Third, the cash-and-carry arbitrage that keeps futures prices honest against the cash market. The price of a future has a theoretically defensible relationship to the spot price, the risk-free rate over the contract period, and any expected dividends on the underlying. When the actual futures price deviates from that theoretical price by more than transaction costs, an arbitrageur can take an offsetting position in cash and futures, lock in the deviation as risk-free profit, and close out at expiry. The arbitrage activity is what keeps the basis tight in a functioning market.
The market-making layer
NSE NEXT runs an appointed-market-maker programme on the SSF book. The mandate is the standard one for an exchange-appointed liquidity provider: continuous two-sided quoting on the listed contracts, within specified maximum spreads and minimum sizes. The appointed provider has done credible work building the visible book that lets institutional flow route into the venue with reasonable expectations of getting filled.
For an algorithmic market maker engaging the venue across multiple product families, the SSF book is the linear hedging instrument that every other derivatives position eventually has to settle against. Options on Single Stock Futures, when they list, are delta-hedged through the corresponding SSFs. Index-related derivatives are decomposed and hedged through the constituent SSFs where the index components are listed. ETF arbitrage that involves the constituents of an SSF underlying flows through the SSF book. The depth of the SSF order book is therefore a binding constraint on every other derivatives operation on the venue. SSFs are the foundation; everything else builds on top.
Where Shabba sits
SSFs as the hedging spine of the NEXT operation
Shabba is engaged with NSE NEXT and CMA Kenya on the licensing pathway for market-making across the venue’s product families.

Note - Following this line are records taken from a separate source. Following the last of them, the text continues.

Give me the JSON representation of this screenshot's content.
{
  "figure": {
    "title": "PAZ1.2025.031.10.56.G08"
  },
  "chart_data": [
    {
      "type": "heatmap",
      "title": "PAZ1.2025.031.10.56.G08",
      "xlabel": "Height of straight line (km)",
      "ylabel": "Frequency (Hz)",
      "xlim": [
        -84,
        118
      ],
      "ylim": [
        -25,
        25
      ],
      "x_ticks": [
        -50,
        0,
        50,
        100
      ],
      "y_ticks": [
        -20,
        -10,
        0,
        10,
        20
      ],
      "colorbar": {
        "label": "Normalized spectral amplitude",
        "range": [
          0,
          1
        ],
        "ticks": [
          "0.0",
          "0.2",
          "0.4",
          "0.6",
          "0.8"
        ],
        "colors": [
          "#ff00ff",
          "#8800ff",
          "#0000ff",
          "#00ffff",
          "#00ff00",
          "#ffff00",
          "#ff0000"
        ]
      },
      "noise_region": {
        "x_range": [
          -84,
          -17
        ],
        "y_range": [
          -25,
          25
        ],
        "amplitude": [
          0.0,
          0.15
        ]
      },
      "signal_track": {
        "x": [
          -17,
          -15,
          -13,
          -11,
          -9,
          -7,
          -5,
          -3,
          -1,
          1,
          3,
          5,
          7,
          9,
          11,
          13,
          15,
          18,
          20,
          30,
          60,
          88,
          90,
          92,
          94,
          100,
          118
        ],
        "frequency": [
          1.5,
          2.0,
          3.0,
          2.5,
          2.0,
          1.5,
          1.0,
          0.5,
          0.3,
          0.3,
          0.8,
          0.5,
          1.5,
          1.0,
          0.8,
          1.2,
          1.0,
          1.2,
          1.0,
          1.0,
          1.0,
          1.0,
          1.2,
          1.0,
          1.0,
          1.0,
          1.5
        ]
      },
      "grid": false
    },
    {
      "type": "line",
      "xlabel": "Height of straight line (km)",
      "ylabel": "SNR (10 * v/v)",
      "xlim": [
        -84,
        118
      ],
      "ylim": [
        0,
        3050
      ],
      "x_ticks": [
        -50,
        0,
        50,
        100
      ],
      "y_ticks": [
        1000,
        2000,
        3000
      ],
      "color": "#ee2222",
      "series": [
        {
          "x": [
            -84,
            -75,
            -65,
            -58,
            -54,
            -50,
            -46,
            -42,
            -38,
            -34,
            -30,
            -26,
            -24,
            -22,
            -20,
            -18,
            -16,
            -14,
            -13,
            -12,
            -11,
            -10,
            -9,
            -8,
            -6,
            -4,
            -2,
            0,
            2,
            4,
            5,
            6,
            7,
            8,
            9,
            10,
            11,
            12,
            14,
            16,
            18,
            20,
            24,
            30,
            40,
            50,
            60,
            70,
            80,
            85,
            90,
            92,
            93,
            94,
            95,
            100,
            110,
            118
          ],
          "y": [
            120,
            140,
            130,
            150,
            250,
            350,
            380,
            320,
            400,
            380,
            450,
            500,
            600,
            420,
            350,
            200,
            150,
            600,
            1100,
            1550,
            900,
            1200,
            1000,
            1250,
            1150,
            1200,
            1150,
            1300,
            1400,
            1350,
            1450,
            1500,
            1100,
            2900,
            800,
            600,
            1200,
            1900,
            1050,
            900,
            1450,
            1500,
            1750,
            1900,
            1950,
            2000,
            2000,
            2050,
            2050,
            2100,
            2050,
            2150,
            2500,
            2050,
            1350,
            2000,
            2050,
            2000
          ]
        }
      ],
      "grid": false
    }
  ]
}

The SSF book already has a designated market maker under the venue’s programme; our near-term focus is the broader set of derivative product classes the venue is rolling out, including Options on Single Stock Futures, where the SSF book serves as the delta-hedging instrument for the options leg. SSFs are a first-class asset class in our operating model regardless of appointment status, and the deeper our operation on NEXT, the more the SSF order book becomes part of our daily infrastructure.
The product evolution arc
Mature derivatives venues globally evolve along a recognizable arc. Single Stock Futures (linear, easy to hedge against the cash market) come first. Index Futures (broad-market exposure in a single instrument) come next. Options on Single Stock Futures (non-linear, requiring vol-surface infrastructure) follow once the SSF book is deep enough to serve as the hedging instrument. Index Options, sector futures, currency derivatives, and interest-rate derivatives layer on top as the venue’s participant base and clearing infrastructure mature.
NSE NEXT today is at the SSF-and-Index-Futures stage, transitioning into the OSF stage. The Securities Lending and Borrowing framework being piloted in parallel by CDSC is the missing piece that lets physical settlement become operationally workable when the venue is ready to make that change. The participants who understand that the SSF book, the SLB framework, and the OSF rollout are pieces of one unified architecture are the participants positioned to operate cleanly through each phase of the venue’s development.
Single Stock Futures are the most-quoted, least-glamorous instrument on NSE NEXT. They are also the foundation that determines what else the venue can host. A market-maker that understands the SSF book understands the rest of NEXT by extension.